# Chosera #400 grt or Bestom #500?



## shankster (Jun 3, 2012)

I'm looking to pick up a lower grit stone to add to my line up.Both stones are available from a local purveyor(which I prefer).
The Beston is $56.00
The Chosera is $75.00.
Which one?


----------



## Iceman91 (Jun 3, 2012)

I have only used the beston 500, but i really like it. Cuts nice and fast and i haven't had an issue with it dishing too much. I think i paid around $45 for mine so its a pretty good deal. I have heard good things about the chosera too, just not sure if it is worth the extra money or not.

Mike


----------



## shankster (Jun 3, 2012)

Thanks Iceman.
$20.00 isn't much if there's a big difference in performance,but I'd rather put it towards other knife related purchases if not.


----------



## heldentenor (Jun 3, 2012)

I've used the Beston 500 as my coarse stone for years, and I recommend it. It let me cut fairly quickly and thus minimize the number of strokes to set a bevel--an important quality if there's any propensity to "wobble" in your sharpening. I have no experience with the Chosera but it's often spoken of highly. Another option would be the Gesshin 400 from Jon at JKI, but you would have to mail order it and it's a bit more expensive. 

They all sound like good options.


----------



## Mingooch (Jun 3, 2012)

I own both, like them both. I dont think there is enough of a difference to justify the extra cash if you have another use for it.


----------



## tk59 (Jun 3, 2012)

The Beston is just as good. The only stone in that grit range I like a lot better is the Gesshin 400. For more of a splash n go, I'd go with the Sigma Power 400.


----------



## shankster (Jun 4, 2012)

I've heard many people speak highly of the Gesshin line of stones,I wish they were available locally.
I really need to visit my niece in San Diego...


----------



## tk59 (Jun 4, 2012)

shankster said:


> I've heard many people speak highly of the Gesshin line of stones,I wish they were available locally.
> I really need to visit my niece in San Diego...
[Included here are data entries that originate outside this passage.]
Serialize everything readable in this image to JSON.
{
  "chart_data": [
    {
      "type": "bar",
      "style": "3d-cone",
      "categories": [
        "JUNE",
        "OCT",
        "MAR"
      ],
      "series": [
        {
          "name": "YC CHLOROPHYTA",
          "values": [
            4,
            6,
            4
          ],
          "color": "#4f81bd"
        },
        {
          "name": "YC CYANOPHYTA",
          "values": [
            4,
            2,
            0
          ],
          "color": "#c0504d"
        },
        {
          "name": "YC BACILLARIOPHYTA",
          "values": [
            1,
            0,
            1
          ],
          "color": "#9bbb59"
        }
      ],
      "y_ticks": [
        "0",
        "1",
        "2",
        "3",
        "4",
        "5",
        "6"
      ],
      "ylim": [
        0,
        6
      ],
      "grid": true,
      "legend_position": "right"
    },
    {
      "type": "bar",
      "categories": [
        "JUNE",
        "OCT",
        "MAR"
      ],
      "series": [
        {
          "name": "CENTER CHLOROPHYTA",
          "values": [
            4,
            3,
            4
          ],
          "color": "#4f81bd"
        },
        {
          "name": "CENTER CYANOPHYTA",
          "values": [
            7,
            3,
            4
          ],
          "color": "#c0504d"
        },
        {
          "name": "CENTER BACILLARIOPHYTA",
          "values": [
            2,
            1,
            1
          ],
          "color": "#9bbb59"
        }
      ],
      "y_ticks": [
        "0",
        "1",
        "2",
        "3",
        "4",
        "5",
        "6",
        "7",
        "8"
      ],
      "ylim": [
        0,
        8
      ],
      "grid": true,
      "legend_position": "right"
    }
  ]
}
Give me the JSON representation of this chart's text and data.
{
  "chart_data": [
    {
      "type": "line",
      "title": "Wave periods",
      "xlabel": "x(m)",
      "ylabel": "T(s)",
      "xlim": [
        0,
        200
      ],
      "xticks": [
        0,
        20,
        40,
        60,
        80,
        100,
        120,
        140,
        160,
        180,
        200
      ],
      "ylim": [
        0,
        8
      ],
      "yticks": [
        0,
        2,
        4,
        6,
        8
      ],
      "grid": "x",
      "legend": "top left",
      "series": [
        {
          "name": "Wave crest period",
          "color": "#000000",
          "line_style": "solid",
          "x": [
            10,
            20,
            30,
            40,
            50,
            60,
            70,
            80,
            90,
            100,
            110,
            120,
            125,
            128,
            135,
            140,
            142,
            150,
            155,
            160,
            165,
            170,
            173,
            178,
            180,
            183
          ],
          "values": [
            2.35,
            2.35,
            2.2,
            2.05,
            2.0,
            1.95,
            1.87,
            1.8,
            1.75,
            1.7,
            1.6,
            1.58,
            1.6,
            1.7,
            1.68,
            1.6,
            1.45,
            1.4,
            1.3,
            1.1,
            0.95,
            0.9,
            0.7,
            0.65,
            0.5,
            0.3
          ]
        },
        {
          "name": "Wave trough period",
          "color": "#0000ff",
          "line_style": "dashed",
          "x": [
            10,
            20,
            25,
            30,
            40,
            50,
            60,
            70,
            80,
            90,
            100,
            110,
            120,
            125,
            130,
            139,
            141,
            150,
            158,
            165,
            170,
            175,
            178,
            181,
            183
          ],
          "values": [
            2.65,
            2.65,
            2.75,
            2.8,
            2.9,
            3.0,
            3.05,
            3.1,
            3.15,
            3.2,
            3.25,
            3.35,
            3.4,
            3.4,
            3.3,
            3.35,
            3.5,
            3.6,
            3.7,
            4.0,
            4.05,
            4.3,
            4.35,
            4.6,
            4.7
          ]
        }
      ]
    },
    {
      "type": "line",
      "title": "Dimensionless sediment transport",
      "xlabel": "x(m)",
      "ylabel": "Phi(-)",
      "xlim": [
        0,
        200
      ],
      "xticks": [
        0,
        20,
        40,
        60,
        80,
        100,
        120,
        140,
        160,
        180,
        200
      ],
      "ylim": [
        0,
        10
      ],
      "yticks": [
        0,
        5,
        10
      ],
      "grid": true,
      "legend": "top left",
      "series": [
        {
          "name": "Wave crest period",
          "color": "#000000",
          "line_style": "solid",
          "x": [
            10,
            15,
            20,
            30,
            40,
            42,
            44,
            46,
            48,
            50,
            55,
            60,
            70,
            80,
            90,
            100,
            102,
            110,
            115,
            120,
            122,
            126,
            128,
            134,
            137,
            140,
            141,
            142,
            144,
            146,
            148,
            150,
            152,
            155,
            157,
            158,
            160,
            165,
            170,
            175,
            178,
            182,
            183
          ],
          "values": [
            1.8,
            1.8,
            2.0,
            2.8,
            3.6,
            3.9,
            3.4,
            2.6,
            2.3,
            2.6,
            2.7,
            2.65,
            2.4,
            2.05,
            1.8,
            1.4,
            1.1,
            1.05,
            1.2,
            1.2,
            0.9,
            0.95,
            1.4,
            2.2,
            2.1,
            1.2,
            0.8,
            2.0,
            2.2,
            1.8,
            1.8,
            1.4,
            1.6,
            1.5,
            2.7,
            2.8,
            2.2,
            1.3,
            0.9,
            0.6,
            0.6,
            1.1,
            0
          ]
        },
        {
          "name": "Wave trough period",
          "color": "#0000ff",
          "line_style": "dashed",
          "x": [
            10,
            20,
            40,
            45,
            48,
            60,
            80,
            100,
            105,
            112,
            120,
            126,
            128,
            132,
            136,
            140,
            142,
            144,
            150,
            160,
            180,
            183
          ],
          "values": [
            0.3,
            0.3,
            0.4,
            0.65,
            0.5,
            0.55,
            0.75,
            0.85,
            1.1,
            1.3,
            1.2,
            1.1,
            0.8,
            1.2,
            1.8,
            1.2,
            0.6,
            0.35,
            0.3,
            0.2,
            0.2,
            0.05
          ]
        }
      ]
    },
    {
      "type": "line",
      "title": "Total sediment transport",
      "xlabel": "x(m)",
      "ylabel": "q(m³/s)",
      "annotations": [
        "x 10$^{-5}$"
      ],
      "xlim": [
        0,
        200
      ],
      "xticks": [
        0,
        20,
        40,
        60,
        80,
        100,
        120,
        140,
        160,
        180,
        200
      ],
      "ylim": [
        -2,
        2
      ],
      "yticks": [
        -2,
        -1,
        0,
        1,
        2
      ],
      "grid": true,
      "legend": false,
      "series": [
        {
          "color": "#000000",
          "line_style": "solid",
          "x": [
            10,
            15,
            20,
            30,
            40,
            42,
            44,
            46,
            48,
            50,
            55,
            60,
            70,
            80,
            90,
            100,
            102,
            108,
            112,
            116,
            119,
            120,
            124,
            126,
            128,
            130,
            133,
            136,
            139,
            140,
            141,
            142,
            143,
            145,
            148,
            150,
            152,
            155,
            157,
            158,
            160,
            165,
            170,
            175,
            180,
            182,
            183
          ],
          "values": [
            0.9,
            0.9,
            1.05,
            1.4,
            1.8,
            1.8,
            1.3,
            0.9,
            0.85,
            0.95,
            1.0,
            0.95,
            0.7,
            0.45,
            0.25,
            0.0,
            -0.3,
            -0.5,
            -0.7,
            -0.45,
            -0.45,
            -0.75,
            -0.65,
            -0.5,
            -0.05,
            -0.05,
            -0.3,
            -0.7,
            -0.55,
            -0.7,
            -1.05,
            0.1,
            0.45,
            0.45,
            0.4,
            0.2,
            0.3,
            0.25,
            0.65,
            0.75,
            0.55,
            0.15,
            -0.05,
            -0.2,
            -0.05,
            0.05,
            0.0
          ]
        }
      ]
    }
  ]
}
Haha. If you do, make sure you stop at JKI or if you can't make it up there, let me know and you can try a few of mine out.


----------



## labor of love (Jun 4, 2012)

Ya know alot of people suggest buying stones that work well with the rest of your stone progression. What stones do you have right now? I don't know much about the subject, I just stick with bester. But you might want to make sure you can cover the scratch patterns the bester or chosera makes with your next stone in line.


----------



## shankster (Jun 4, 2012)

tk59 said:


> Haha. If you do, make sure you stop at JKI or if you can't make it up there, let me know and you can try a few of mine out.



That's a very generous offer tk,thanks! JKI is already one of my stops when I visit her.What is it,about an hours drive from SD?


----------



## shankster (Jun 4, 2012)

labor of love said:


> Ya know alot of people suggest buying stones that work well with the rest of your stone progression. What stones do you have right now? I don't know much about the subject, I just stick with bester. But you might want to make sure you can cover the scratch patterns the bester or chosera makes with your next stone in line.



Chosera 1k,Arashiyama 6k,balsa w/green crayon(till I get some spray) xxc diamond plate....


----------



## JBroida (Jun 4, 2012)

maybe an hour and a half in light traffic


----------



## JohnnyChance (Jun 4, 2012)

JBroida said:


> light traffic



Does that exist in socal?


----------



## JBroida (Jun 4, 2012)

on rare occasions 

also, i'm pretty sure my definition of "light" is different from yours


----------



## shankster (Jun 4, 2012)

I'm sure it's better than traffic in Toronto...


----------